Phenotype may also be determined by the number of RNA molecules, as more RNA transcripts lead to a greater expression of protein. Short tails of repetitive nucleic acids are often added to the ends of RNA molecules in order to prevent degradation, effectively increasing the number of RNA strands able to be translated into protein. During mammalian liver regeneration RNA molecules of growth factors increase in number due to the addition of signaling tails. With more transcripts present the growth factors are produced at a higher rate, aiding the rebuilding process of the organ.
Silencing of RNA occurs when double stranded RNA molecules are processed by a series of enzymatic reactions, resulting in RNA fragments that degrade complementary RNA sequences. By degrading transcripts, a lower amount of protein products are translated and the phenotype is altered by yet another RNA processing event.

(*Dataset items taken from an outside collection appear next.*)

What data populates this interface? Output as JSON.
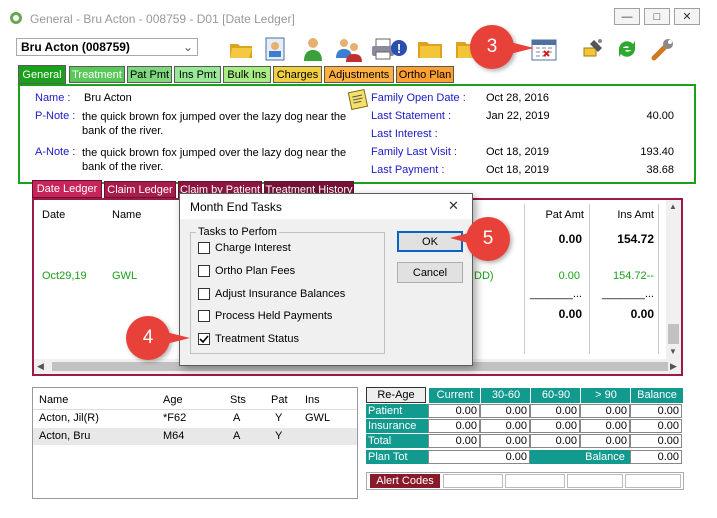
{
  "window": {
    "title": "General - Bru Acton - 008759 - D01 [Date Ledger]",
    "minimize": "—",
    "maximize": "□",
    "close": "✕"
  },
  "patient_select": {
    "value": "Bru Acton (008759)"
  },
  "main_tabs": [
    {
      "label": "General",
      "color": "#1aa01a",
      "text": "#ffffff"
    },
    {
      "label": "Treatment",
      "color": "#58c858",
      "text": "#ffffff"
    },
    {
      "label": "Pat Pmt",
      "color": "#7ed87e",
      "text": "#000000"
    },
    {
      "label": "Ins Pmt",
      "color": "#98e898",
      "text": "#000000"
    },
    {
      "label": "Bulk Ins",
      "color": "#a8ec84",
      "text": "#000000"
    },
    {
      "label": "Charges",
      "color": "#f0d040",
      "text": "#000000"
    },
    {
      "label": "Adjustments",
      "color": "#ffb040",
      "text": "#000000"
    },
    {
      "label": "Ortho Plan",
      "color": "#ffa030",
      "text": "#000000"
    }
  ],
  "info": {
    "name_label": "Name :",
    "name_value": "Bru Acton",
    "pnote_label": "P-Note :",
    "pnote_value": "the quick brown fox jumped over the lazy dog near the bank of the river.",
    "anote_label": "A-Note :",
    "anote_value": "the quick brown fox jumped over the lazy dog near the bank of the river.",
    "family_open_label": "Family Open Date :",
    "family_open_value": "Oct 28, 2016",
    "last_statement_label": "Last Statement :",
    "last_statement_date": "Jan 22, 2019",
    "last_statement_amt": "40.00",
    "last_interest_label": "Last Interest :",
    "family_last_visit_label": "Family Last Visit :",
    "family_last_visit_date": "Oct 18, 2019",
    "family_last_visit_amt": "193.40",
    "last_payment_label": "Last Payment :",
    "last_payment_date": "Oct 18, 2019",
    "last_payment_amt": "38.68"
  },
  "ledger_tabs": [
    "Date Ledger",
    "Claim Ledger",
    "Claim by Patient",
    "Treatment History"
  ],
  "ledger": {
    "col_date": "Date",
    "col_name": "Name",
    "col_pat_amt": "Pat Amt",
    "col_ins_amt": "Ins Amt",
    "total_pat": "0.00",
    "total_ins": "154.72",
    "row_date": "Oct29,19",
    "row_name": "GWL",
    "row_frag": "DD)",
    "row_pat": "0.00",
    "row_ins": "154.72--",
    "dash_pat": "_______...",
    "dash_ins": "_______...",
    "sum_pat": "0.00",
    "sum_ins": "0.00"
  },
  "family": {
    "headers": [
      "Name",
      "Age",
      "Sts",
      "Pat",
      "Ins"
    ],
    "rows": [
      [
        "Acton, Jil(R)",
        "*F62",
        "A",
        "Y",
        "GWL"
      ],
      [
        "Acton, Bru",
        "M64",
        "A",
        "Y",
        ""
      ]
    ]
  },
  "aging": {
    "reage_label": "Re-Age",
    "headers": [
      "Current",
      "30-60",
      "60-90",
      "> 90",
      "Balance"
    ],
    "rows": [
      {
        "label": "Patient",
        "values": [
          "0.00",
          "0.00",
          "0.00",
          "0.00",
          "0.00"
        ]
      },
      {
        "label": "Insurance",
        "values": [
          "0.00",
          "0.00",
          "0.00",
          "0.00",
          "0.00"
        ]
      },
      {
        "label": "Total",
        "values": [
          "0.00",
          "0.00",
          "0.00",
          "0.00",
          "0.00"
        ]
      }
    ],
    "plan_tot_label": "Plan Tot",
    "plan_tot_value": "0.00",
    "balance_label": "Balance",
    "balance_value": "0.00",
    "alert_codes_label": "Alert Codes"
  },
  "dialog": {
    "title": "Month End Tasks",
    "close": "✕",
    "group_label": "Tasks to Perfom",
    "tasks": [
      {
        "label": "Charge Interest",
        "checked": false
      },
      {
        "label": "Ortho Plan Fees",
        "checked": false
      },
      {
        "label": "Adjust Insurance Balances",
        "checked": false
      },
      {
        "label": "Process Held Payments",
        "checked": false
      },
      {
        "label": "Treatment Status",
        "checked": true
      }
    ],
    "ok_label": "OK",
    "cancel_label": "Cancel"
  },
  "callouts": {
    "c3": "3",
    "c4": "4",
    "c5": "5"
  },
  "toolbar_icons": [
    "open-folder-icon",
    "patient-card-icon",
    "person-icon",
    "family-icon",
    "printer-icon",
    "info-icon",
    "folder-icon",
    "folder-icon",
    "calendar-icon",
    "satellite-icon",
    "refresh-icon",
    "wrench-icon"
  ]
}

Most RNA processing events work in concert with one another and produce networks of regulating processes that allow a greater variety of proteins to be expressed than those strictly directed by the genome. These RNA processing events can also be passed on from generation to generation via reverse transcription into the genome. Over time, RNA networks that produce the fittest phenotypes will be more likely to be maintained in a population, contributing to evolution. Studies have shown that RNA processing events have especially been critical with the fast phenotypic evolution of vertebrates—large jumps in phenotype explained by changes in RNA processing events. Human genome searches have also revealed RNA processing events that have provided significant “sequence space for more variability”. On the whole, RNA processing expands the possible phenotypes of a given genotype and contributes to the evolution and diversity of life.